05/27/2022 | by
Final Word Hero

Kristopher Dickson
Head of Real Estate Corporate
& Investment Banking Group
Truist Securities

Inflation is expected to remain elevated for the near-term, particularly in light of the impact that the Russia invasion of Ukraine is having on already-high energy prices. We will likely see CPI moderate later this year as supply chain issues and wage pressures abate.

REITs have historically performed well in inflationary environments where there is a growing economy and are likewise well-positioned this time around. Industry fundamentals are strong, and balance sheets are healthy with most near-term debt maturities having already been refinanced amidst recent attractive debt capital markets conditions. However, there are a lot of uncertainties. Chief amongst them is whether the Fed can achieve its inflation objectives via upcoming rate increases with a “soft landing” versus a recession.
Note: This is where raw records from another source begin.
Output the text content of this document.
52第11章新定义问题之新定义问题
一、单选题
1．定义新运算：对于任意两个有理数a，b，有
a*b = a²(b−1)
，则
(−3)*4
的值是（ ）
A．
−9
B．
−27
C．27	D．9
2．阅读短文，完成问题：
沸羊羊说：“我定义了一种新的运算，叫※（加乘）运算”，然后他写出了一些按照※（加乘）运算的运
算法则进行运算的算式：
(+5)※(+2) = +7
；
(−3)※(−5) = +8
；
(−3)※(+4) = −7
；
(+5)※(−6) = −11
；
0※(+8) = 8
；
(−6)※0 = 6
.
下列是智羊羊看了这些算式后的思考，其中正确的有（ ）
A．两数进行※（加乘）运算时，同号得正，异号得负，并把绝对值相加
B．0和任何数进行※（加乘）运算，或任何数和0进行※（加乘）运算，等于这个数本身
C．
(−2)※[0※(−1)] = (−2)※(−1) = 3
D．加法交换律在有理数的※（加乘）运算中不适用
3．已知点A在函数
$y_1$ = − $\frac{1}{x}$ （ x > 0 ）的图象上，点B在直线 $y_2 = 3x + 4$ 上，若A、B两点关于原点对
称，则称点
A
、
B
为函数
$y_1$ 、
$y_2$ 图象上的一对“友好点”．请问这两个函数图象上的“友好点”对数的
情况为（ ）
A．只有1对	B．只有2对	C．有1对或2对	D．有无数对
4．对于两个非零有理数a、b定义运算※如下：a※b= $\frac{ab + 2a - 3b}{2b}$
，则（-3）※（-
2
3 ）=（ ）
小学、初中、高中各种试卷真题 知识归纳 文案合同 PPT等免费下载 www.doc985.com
It also bears watching to see if there is any upward movement in cap rates or whether the significant cash on the sidelines continues to keep them at historically low levels.”

Scott Eisen
Head of North American Real Estate

Citibank economists are calling for a year-end CPI index rate at around 6%, which is a modest decline in recent months, but clearly a CPI rate that is well above where we’ve been the last few years.
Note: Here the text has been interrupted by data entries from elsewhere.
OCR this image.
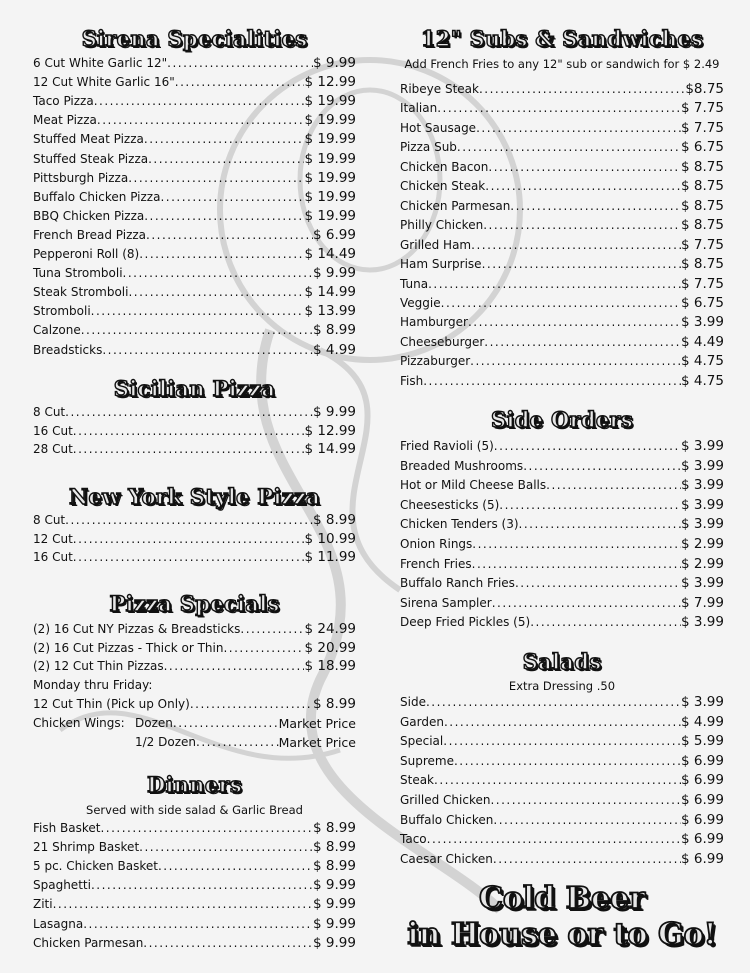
Sirena Specialities
6 Cut White Garlic 12" .....	$ 9.99
12 Cut White Garlic 16" .....	$ 12.99
Taco Pizza .....	$ 19.99
Meat Pizza .....	$ 19.99
Stuffed Meat Pizza .....	$ 19.99
Stuffed Steak Pizza .....	$ 19.99
Pittsburgh Pizza .....	$ 19.99
Buffalo Chicken Pizza .....	$ 19.99
BBQ Chicken Pizza .....	$ 19.99
French Bread Pizza .....	$ 6.99
Pepperoni Roll (8) .....	$ 14.49
Tuna Stromboli .....	$ 9.99
Steak Stromboli .....	$ 14.99
Stromboli .....	$ 13.99
Calzone .....	$ 8.99
Breadsticks .....	$ 4.99
Sicilian Pizza
8 Cut .....	$ 9.99
16 Cut .....	$ 12.99
28 Cut .....	$ 14.99
New York Style Pizza
8 Cut .....	$ 8.99
12 Cut .....	$ 10.99
16 Cut .....	$ 11.99
Pizza Specials
(2) 16 Cut NY Pizzas & Breadsticks .....	$ 24.99
(2) 16 Cut Pizzas - Thick or Thin .....	$ 20.99
(2) 12 Cut Thin Pizzas .....	$ 18.99
Monday thru Friday:
12 Cut Thin (Pick up Only) .....	$ 8.99
Chicken Wings: Dozen .....	Market Price
1/2 Dozen .....	Market Price
Dinners
Served with side salad & Garlic Bread
Fish Basket .....	$ 8.99
21 Shrimp Basket .....	$ 8.99
5 pc. Chicken Basket .....	$ 8.99
Spaghetti .....	$ 9.99
Ziti .....	$ 9.99
Lasagna .....	$ 9.99
Chicken Parmesan .....	$ 9.99
12" Subs & Sandwiches
Add French Fries to any 12" sub or sandwich for $ 2.49
Ribeye Steak .....	$8.75
Italian .....	$ 7.75
Hot Sausage .....	$ 7.75
Pizza Sub .....	$ 6.75
Chicken Bacon .....	$ 8.75
Chicken Steak .....	$ 8.75
Chicken Parmesan .....	$ 8.75
Philly Chicken .....	$ 8.75
Grilled Ham .....	$ 7.75
Ham Surprise .....	$ 8.75
Tuna .....	$ 7.75
Veggie .....	$ 6.75
Hamburger .....	$ 3.99
Cheeseburger .....	$ 4.49
Pizzaburger .....	$ 4.75
Fish .....	$ 4.75
Side Orders
Fried Ravioli (5) .....	$ 3.99
Breaded Mushrooms .....	$ 3.99
Hot or Mild Cheese Balls .....	$ 3.99
Cheesesticks (5) .....	$ 3.99
Chicken Tenders (3) .....	$ 3.99
Onion Rings .....	$ 2.99
French Fries .....	$ 2.99
Buffalo Ranch Fries .....	$ 3.99
Sirena Sampler .....	$ 7.99
Deep Fried Pickles (5) .....	$ 3.99
Salads
Extra Dressing .50
Side .....	$ 3.99
Garden .....	$ 4.99
Special .....	$ 5.99
Supreme .....	$ 6.99
Steak .....	$ 6.99
Grilled Chicken .....	$ 6.99
Buffalo Chicken .....	$ 6.99
Taco .....	$ 6.99
Caesar Chicken .....	$ 6.99
Cold Beer
in House or to Go!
Where REITs will get long-term financing relative to a 10-year Treasury is one of the most important impacts. Our economists are calling for a year-end 10-year Treasury of around 2.5%. The bear case has 10 years in well excess of 3%, which is looking even more likely given the current inflationary environment.

The second impact on REITs will be the war in Ukraine and the global results. We continue to have very significant volatility in the equity markets, as people are uncertain as to what will happen on the European front. Higher volatility as a result of uncertainty around the war in Ukraine can clearly impact REIT equity pricing, and REIT access to equity capital.”

Stephan Richford
U.S. Group Head,
North American Real Estate
BMO Capital Markets

While upward interest rate moves by the Federal Reserve will likely cause near-term volatility, we expect inflation to be a persistent theme through 2022 given that some of the root causes are not likely to change quickly. In the near-term, it is challenging to see supply chain issues, due to COVID lockdowns in China, and supply/demand imbalances correct swiftly enough to slow inflation, though headline numbers could taper as we get closer to year-end 2022.
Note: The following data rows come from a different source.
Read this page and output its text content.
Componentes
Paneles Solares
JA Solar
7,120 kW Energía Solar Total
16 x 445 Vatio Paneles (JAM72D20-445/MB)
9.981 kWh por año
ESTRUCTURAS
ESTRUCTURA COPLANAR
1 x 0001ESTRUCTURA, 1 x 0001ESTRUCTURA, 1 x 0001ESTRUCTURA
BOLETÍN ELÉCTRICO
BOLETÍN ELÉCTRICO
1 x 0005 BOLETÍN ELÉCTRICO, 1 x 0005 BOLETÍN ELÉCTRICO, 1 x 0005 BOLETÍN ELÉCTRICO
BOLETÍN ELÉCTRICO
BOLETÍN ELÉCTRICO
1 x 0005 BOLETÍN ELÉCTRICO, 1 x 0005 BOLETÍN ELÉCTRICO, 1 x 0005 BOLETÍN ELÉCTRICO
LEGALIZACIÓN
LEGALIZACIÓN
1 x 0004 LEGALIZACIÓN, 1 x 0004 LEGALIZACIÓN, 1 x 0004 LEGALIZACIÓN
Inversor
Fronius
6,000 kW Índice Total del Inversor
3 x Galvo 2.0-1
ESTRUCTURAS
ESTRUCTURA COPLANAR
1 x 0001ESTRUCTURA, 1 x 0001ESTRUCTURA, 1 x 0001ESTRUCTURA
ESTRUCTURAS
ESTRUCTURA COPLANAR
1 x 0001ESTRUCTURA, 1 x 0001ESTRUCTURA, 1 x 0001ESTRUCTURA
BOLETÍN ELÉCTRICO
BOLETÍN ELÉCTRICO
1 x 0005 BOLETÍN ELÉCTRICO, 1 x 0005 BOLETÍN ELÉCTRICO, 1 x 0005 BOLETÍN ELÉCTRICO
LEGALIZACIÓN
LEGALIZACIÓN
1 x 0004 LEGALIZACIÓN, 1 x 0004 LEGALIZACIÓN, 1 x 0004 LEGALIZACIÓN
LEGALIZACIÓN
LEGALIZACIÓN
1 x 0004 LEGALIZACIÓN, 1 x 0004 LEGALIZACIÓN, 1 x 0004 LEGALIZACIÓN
Given rising interest rates and inflation, we will be closely watching the impact on REIT equity values due to rising rates. Historically, real estate investors look toward shorter-term leases like hotels, apartments, and storage in these environments. However, there are big secular trends also driving demand and ultimately inflation, with the data center sector and the industrial asset class as great examples.”